Ao circular pela Praia de São Conrado, vizinha de sua casa-ateliê no Rio, ou durante as viagens com a família, o artista plástico Luiz Zerbini cultiva uma mania estranha. De olhar sempre atento a detalhes que a maioria ignoraria, ele cisma com objetos prosaicos — pode ser uma concha, um pedaço de isopor ou um pneu velho. Ato contínuo, recolhe a quinquilharia e leva para casa. “Já nadei para pegar uma corda de navio bastante pesada que vi no mar”, conta. Os objetos podem passar anos largados até o artista finalmente se lembrar e extrair algo deles — em um processo de criação que o próprio compara com o sistema digestivo dos bovinos. “Viver é ruminar paisagens. Talvez por isso me reconheça no olhar doce, perdido, silencioso de uma vaca que passa a vida ruminando. Remoendo o que viveu e sonhando memórias”, reflete Zerbini.
A mesma história nunca é a mesma – Luiz Zerbini
Itens obtidos segundo seu método errático estão entre as 140 obras da mostra Paisagens Ruminadas, que abre nesta quarta-feira, 19, no Centro Cultural Banco do Brasil do Rio.
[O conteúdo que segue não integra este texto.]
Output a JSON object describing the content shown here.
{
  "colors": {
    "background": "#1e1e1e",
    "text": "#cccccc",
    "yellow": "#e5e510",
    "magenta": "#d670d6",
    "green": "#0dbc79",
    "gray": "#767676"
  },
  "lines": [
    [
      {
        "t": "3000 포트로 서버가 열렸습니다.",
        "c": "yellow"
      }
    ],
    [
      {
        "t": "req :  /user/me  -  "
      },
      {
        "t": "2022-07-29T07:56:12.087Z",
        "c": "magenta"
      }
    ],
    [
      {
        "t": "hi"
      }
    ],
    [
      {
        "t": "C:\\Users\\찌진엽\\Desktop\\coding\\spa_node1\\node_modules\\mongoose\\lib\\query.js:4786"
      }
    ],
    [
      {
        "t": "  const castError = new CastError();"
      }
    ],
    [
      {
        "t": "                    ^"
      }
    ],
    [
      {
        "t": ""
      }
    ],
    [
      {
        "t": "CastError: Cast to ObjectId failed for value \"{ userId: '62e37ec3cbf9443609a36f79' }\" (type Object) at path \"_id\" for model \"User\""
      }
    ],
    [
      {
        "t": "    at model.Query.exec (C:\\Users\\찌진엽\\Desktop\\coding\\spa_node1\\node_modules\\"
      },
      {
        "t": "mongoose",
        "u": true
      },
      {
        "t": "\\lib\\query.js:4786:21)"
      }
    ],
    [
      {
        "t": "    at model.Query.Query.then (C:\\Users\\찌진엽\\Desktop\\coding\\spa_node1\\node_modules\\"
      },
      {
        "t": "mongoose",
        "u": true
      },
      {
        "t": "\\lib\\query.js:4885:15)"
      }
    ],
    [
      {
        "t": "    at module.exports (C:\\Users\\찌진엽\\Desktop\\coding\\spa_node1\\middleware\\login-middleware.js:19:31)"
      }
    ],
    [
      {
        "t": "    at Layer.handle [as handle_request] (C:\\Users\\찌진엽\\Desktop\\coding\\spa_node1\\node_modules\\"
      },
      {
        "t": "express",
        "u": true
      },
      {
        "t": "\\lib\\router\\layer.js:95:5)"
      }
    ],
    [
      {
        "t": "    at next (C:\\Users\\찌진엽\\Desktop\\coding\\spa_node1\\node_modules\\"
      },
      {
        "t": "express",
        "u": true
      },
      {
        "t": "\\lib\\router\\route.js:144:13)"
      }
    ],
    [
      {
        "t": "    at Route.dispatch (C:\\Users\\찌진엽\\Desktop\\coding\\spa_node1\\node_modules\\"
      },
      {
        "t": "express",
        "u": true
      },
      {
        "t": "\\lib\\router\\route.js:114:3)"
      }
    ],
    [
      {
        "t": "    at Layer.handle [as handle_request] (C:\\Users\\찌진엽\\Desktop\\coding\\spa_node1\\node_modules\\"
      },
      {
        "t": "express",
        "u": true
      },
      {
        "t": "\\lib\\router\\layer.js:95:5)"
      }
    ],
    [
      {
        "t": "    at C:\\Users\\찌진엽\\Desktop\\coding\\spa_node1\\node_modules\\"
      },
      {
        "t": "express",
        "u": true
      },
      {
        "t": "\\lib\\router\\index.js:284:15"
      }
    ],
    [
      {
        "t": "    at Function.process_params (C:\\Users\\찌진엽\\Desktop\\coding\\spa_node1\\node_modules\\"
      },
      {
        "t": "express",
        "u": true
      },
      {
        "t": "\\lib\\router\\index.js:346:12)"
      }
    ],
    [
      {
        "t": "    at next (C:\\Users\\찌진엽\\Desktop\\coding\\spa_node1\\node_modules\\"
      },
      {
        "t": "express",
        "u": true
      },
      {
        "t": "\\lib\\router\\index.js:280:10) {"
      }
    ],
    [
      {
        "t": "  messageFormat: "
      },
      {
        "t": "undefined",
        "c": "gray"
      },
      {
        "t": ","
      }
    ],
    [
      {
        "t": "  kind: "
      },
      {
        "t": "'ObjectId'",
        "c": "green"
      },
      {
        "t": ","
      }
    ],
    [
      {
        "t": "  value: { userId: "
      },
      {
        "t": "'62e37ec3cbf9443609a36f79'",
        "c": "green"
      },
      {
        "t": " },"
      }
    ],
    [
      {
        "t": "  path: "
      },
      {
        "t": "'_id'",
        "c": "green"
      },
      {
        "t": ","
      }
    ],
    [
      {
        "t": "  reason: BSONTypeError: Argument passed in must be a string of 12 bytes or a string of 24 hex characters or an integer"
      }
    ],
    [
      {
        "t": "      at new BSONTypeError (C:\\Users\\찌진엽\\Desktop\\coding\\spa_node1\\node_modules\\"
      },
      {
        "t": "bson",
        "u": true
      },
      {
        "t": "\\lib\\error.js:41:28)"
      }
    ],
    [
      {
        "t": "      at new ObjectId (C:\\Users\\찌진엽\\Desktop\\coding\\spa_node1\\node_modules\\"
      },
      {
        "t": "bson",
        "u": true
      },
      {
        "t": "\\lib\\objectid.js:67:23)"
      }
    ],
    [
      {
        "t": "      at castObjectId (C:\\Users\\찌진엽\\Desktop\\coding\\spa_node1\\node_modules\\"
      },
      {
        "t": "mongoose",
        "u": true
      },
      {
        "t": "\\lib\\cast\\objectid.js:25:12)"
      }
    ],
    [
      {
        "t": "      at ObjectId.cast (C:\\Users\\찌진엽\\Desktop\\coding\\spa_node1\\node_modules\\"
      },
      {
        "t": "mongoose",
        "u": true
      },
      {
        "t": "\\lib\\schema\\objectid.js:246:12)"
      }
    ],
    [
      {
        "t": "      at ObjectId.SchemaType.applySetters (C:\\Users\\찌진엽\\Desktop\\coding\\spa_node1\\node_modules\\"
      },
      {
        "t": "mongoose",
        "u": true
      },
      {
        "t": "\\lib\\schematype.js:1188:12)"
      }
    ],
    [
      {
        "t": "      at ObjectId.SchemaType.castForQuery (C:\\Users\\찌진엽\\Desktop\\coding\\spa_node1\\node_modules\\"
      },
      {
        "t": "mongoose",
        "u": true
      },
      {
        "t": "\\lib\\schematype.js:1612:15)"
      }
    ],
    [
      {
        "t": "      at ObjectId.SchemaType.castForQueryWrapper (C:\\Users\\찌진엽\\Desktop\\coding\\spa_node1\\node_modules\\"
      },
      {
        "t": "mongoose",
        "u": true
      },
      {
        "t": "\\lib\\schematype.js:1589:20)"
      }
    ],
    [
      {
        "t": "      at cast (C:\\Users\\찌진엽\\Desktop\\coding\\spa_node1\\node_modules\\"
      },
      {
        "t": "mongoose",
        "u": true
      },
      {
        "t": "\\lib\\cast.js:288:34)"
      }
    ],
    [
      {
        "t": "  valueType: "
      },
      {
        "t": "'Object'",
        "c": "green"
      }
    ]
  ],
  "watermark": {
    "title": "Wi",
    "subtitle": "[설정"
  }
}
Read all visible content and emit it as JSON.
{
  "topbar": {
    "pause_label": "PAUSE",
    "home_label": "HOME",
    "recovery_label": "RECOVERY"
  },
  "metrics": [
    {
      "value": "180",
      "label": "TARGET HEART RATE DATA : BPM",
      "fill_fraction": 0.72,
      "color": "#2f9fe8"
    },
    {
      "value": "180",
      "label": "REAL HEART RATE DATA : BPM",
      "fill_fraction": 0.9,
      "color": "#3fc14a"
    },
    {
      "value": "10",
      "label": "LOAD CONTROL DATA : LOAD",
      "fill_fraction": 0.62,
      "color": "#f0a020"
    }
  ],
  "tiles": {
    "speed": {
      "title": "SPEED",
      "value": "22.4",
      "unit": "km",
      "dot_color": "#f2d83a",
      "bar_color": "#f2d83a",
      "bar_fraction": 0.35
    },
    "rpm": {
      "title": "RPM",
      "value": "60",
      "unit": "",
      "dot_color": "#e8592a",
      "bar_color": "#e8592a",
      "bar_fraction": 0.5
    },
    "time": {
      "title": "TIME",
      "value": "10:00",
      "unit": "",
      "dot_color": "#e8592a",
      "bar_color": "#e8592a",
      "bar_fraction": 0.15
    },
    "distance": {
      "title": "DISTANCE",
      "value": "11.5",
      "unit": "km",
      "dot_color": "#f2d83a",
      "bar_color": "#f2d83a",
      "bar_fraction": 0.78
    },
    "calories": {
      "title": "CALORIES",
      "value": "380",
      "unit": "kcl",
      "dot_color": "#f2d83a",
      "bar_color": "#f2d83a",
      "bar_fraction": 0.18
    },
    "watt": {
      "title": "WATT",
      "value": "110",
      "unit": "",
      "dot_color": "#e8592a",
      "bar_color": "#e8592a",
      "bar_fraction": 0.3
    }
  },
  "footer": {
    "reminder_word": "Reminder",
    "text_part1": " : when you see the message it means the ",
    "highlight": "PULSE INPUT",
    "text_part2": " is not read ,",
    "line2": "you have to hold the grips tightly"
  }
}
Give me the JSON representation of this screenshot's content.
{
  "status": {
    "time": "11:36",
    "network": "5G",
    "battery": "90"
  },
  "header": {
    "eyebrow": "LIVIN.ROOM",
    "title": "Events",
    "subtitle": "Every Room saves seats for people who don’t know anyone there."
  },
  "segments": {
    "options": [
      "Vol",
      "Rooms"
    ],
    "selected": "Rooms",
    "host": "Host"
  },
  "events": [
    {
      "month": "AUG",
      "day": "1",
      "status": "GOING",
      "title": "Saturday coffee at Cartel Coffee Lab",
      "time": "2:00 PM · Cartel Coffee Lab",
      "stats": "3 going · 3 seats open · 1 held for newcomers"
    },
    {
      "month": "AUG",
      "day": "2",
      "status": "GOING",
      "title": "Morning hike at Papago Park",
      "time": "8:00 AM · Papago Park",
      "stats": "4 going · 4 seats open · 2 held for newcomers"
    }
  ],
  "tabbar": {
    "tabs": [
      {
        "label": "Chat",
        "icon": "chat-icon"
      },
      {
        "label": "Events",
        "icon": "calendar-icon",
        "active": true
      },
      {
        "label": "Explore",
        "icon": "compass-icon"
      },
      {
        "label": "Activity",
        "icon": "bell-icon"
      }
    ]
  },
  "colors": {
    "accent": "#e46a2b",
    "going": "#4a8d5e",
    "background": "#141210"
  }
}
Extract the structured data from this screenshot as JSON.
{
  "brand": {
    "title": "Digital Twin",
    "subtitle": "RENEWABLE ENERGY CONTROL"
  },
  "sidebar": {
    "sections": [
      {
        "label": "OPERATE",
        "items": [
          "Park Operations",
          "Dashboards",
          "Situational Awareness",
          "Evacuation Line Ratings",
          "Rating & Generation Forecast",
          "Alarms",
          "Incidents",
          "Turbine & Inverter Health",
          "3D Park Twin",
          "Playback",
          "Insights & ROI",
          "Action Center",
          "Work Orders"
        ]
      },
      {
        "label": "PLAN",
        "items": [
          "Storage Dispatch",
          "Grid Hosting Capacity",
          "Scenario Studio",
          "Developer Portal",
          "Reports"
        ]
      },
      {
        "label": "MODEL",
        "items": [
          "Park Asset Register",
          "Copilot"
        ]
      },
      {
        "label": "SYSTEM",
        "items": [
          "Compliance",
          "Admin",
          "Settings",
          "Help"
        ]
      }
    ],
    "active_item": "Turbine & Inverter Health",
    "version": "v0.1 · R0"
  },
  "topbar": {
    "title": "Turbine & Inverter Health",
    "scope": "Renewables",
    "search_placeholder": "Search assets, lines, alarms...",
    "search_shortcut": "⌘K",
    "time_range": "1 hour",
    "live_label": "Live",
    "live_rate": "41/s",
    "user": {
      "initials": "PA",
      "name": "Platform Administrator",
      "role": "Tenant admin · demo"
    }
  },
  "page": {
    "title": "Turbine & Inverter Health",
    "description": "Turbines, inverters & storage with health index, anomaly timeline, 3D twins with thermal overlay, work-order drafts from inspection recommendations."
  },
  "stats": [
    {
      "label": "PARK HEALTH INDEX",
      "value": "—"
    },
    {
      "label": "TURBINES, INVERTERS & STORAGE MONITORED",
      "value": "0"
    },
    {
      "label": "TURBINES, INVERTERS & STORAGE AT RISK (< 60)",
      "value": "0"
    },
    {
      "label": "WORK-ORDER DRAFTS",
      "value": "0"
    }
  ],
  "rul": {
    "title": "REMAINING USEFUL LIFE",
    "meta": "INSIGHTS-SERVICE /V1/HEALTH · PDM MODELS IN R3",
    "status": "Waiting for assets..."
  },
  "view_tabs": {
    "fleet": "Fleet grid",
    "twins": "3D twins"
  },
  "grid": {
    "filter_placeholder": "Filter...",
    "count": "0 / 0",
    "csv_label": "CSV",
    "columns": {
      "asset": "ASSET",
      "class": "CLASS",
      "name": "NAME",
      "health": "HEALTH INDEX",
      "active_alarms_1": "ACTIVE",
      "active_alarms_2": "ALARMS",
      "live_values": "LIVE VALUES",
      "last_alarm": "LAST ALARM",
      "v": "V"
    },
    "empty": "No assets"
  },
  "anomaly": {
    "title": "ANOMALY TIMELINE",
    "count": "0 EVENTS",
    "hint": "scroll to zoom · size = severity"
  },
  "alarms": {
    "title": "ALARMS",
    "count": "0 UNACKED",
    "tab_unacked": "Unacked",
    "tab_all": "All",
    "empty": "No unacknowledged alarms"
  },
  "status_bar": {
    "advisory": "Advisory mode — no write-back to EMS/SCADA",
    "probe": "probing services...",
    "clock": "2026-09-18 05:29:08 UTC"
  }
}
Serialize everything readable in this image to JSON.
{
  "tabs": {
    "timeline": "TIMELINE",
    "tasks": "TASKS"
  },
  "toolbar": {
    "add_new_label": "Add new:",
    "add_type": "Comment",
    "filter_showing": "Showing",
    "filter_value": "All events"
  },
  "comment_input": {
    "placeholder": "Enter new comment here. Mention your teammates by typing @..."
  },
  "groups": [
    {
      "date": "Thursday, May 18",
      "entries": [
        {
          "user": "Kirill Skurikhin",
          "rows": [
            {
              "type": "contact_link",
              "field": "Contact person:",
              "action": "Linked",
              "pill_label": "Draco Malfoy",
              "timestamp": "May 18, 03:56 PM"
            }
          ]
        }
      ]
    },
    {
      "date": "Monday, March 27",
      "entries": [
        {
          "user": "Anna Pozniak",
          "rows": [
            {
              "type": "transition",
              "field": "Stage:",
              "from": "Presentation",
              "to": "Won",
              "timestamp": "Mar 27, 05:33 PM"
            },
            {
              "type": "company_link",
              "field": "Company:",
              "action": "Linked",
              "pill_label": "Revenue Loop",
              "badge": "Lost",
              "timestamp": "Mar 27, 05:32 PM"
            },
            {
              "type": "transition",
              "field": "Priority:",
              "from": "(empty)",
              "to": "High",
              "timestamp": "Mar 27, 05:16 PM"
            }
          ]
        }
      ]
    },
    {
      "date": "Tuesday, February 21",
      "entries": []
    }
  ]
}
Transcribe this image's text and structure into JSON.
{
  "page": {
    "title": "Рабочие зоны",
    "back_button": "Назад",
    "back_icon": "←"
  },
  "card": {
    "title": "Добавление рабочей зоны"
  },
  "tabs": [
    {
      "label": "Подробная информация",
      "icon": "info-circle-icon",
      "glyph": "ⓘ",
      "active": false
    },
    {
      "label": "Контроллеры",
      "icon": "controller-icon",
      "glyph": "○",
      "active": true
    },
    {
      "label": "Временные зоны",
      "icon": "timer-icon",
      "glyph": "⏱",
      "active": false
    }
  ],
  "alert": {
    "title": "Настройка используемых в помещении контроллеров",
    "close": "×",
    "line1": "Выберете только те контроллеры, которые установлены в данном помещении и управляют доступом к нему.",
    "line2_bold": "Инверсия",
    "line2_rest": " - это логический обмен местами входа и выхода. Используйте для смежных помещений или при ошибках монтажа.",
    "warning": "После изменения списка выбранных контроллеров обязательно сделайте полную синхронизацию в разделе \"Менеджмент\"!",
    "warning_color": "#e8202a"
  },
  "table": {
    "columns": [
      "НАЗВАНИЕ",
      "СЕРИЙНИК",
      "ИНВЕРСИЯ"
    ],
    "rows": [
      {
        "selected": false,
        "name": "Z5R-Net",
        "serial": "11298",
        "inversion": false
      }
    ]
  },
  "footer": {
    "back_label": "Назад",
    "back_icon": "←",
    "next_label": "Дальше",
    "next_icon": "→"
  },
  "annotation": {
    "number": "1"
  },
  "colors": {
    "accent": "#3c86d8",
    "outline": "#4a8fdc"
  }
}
Mas essas criações são apenas curiosidades pitorescas numa obra de abrangência oceânica que ganha sua maior retrospectiva no momento em que ele celebra cinco décadas de trajetória. Zerbini, de 65 anos, honra o epíteto de “artista multimídia”: seu arco de interesses vai da videoarte à escultura, passando pelas recentes monotipias — criações em que aplica imagens chapadas de folhas tipicamente tropicais e outros elementos no quadro. Ele é, sobretudo, um dos mais incensados pintores da arte brasileira atual — ou, mais que isso, um tradutor da alma nacional em imagens que sintetizam o caos tropical, unindo da vegetação luxuriante às mazelas da nação, como a pobreza e a violência urbana.
Sábados, domingos e feriados – Luiz Zerbini
O apego de Zerbini ao Brasil real é quase um atestado de origem: ele é um dos expoentes da Geração 80, safra de artistas que emergiu no país na primeira década pós-ditadura militar. “Zerbini está entre os pintores que produziram a primeira iconografia de um Brasil democratizado”, diz a curadora Clarissa Diniz. Ele nunca atingiu as cifras milionárias das obras de colegas dos anos 1980 como Beatriz Milhazes e Adriana Varejão. Mas seu prestígio é inquestionável. “Embora não tenha alcançado os preços delas, ele tem a mesma importância, e continua experimentando com vigor”, diz o marchand Jones Bergamin.
Pinturinhas para colorir – Luiz Zerbini
A capacidade de manter-se relevante tem a ver com um traço de personalidade: ele é um artista obcecado em olhar para a frente. Tanto que ficou confuso com a ideia de ser tema de uma retrospectiva. “Eu até esqueci quem eu era”, brinca. Sua sintonia com o Brasil de hoje fica evidente numa série de telas de alta voltagem que produziu a partir de 2014. Atendendo a uma provocação do curador Adriano Pedrosa, fez uma releitura contundente do quadro Primeira Missa, em que o acadêmico Victor Meirelles (1832-1903) idealiza o Brasil recém-descoberto: no lugar da harmonia entre brancos e indígenas, a obra expõe o choque brutal de mundos. Depois dela, o Masp comissionou outras telas de igual impacto, como sua visão demolidora — e, ao mesmo tempo, visualmente irresistível — do Massacre de Haximu, chacina de índios ianomâmis por garimpeiros em 1993.
A defesa do meio ambiente e dos indígenas é uma marca, mas há também irreverência na vida do pintor. Paulistano, ele estudou arte desde cedo e, na juventude, se juntou à trupe teatral carioca Asdrúbal Trouxe o Trombone, no posto de cenógrafo (ao lado de outro nome da Geração 80, Leonilson). Casou-se com uma estrela do grupo, a atriz Regina Casé, mãe de sua filha mais velha, Benedita (mais tarde, teve outras duas meninas, Rita e Violeta, de um segundo casamento). “O Asdrúbal foi um circo que passou e me levou. Não voltei mais”, diz. Desde então, Zerbini adotou o Rio como lar — um cenário deveras adequado para o furacão tropical dos pincéis.